The next day, in the biggest case of arson since the British burned the Capitol and the White House during the War of 1812, the hall was burned to the ground by a pro-slavery mob. Firemen were forcibly prevented from saving the building.

In the newspapers, coverage of the riot and arson somewhat overshadowed reporting on the marriage. One newspaper report said that outrage over the wedding contributed to the tensions that led to the hall's destruction.

The outrage was that Blacks and whites sat together "promiscuously", walked in the street together, and a newspaper remarked on recommendations that whites not support segregated seating. "The publication of these resolutions and the practical carrying of them out in the street, and in the hall, produced a tremendous excitement, which was manifested slightly on Monday evening, and grew more and more strong, till the catastrophe on Thursday night."

===Quaker excommunication of Angelina and Sarah===
Angelina and Sarah were promptly excommunicated by the Quakers, as they knew they would be: Angelina for marrying a non-Quaker, and Sarah for being present.

===Angelina, Theodore, and Sarah===
After the wedding, Theodore, Angelina, and Sarah, who had agreed to live together for the rest of their lives, spent several weeks at the house of Weld's parents, in Manlius, New York. Neither Angelina nor Sarah had ever cooked a meal, and they knew nothing about housekeeping; Weld's mother instructed them.

They set up housekeeping in Fort Lee, New Jersey. Theodore commuted to New York for his work as director of publications for the American Anti-Slavery Society. The team of three set to work documenting slavery's abuses, using as a source, advertisements posted by their owners concerning runaway slaves. Theodore purchased thousands of issues of newspapers being discarded at the New York Stock Exchange reading room, took them home, and the two women operated a clipping service, something never done before in the United States, almost 50 years before the first commercial clipping service was created.

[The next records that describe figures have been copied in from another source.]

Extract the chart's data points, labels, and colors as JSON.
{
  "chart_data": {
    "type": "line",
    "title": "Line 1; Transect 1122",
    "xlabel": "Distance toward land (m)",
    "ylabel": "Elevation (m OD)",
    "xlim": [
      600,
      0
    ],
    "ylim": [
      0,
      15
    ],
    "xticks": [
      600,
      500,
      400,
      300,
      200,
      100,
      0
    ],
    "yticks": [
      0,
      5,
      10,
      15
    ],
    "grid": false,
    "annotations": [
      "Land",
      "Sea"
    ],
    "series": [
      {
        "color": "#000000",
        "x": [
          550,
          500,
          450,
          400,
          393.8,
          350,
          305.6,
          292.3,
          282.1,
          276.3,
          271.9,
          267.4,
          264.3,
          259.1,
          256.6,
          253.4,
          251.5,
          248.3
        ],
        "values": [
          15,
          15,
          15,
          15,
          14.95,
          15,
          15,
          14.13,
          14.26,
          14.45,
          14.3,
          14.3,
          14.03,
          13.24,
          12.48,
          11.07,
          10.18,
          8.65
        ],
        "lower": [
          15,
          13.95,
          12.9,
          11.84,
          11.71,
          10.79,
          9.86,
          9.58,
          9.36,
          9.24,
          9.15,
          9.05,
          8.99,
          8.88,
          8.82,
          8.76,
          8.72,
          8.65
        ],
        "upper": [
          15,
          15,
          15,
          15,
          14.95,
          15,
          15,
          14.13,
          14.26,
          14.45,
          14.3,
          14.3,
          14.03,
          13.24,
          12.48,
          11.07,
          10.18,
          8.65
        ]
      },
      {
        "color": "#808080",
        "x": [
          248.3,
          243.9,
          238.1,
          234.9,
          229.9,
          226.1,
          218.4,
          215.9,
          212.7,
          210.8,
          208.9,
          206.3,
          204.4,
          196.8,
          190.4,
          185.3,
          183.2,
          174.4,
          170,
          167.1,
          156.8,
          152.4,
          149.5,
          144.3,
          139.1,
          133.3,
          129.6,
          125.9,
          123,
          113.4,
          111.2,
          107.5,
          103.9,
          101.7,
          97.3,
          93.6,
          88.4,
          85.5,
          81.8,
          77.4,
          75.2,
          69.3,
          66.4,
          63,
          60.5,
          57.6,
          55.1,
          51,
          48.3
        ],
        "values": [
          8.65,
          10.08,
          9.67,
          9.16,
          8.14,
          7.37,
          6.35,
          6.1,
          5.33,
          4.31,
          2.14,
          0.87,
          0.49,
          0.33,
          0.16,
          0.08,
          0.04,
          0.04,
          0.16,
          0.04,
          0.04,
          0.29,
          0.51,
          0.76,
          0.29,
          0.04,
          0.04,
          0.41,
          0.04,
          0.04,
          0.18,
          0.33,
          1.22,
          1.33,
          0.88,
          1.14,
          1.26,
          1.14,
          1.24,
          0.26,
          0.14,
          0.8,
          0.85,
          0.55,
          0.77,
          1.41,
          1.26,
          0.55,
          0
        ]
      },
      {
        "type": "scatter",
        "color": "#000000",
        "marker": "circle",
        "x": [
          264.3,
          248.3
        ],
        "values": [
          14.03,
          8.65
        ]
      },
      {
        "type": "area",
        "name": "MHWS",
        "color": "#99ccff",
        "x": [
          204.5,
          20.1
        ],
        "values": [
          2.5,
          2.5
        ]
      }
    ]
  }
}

The names of all three are on the title page of their highly influential exposé American Slavery As It Is, published the following year (1839). This book, which contained a subject index, directly influenced Harriet Beecher Stowe and was a major source for Uncle Tom's Cabin.

Theodore and Angelina had three children: Charles Stuart Weld (1839–1901), Theodore Grimké Weld (1841–1917), and Sarah Grimké Weld (1844–1899).

They then moved to Washington, D.C., where Weld was involved in a forgotten but major issue at the time, ending slavery in the District of Columbia (see gag rule). For economic security they then became educators, running boarding schools in New Jersey including the Eagleswood School at Raritan Bay Union.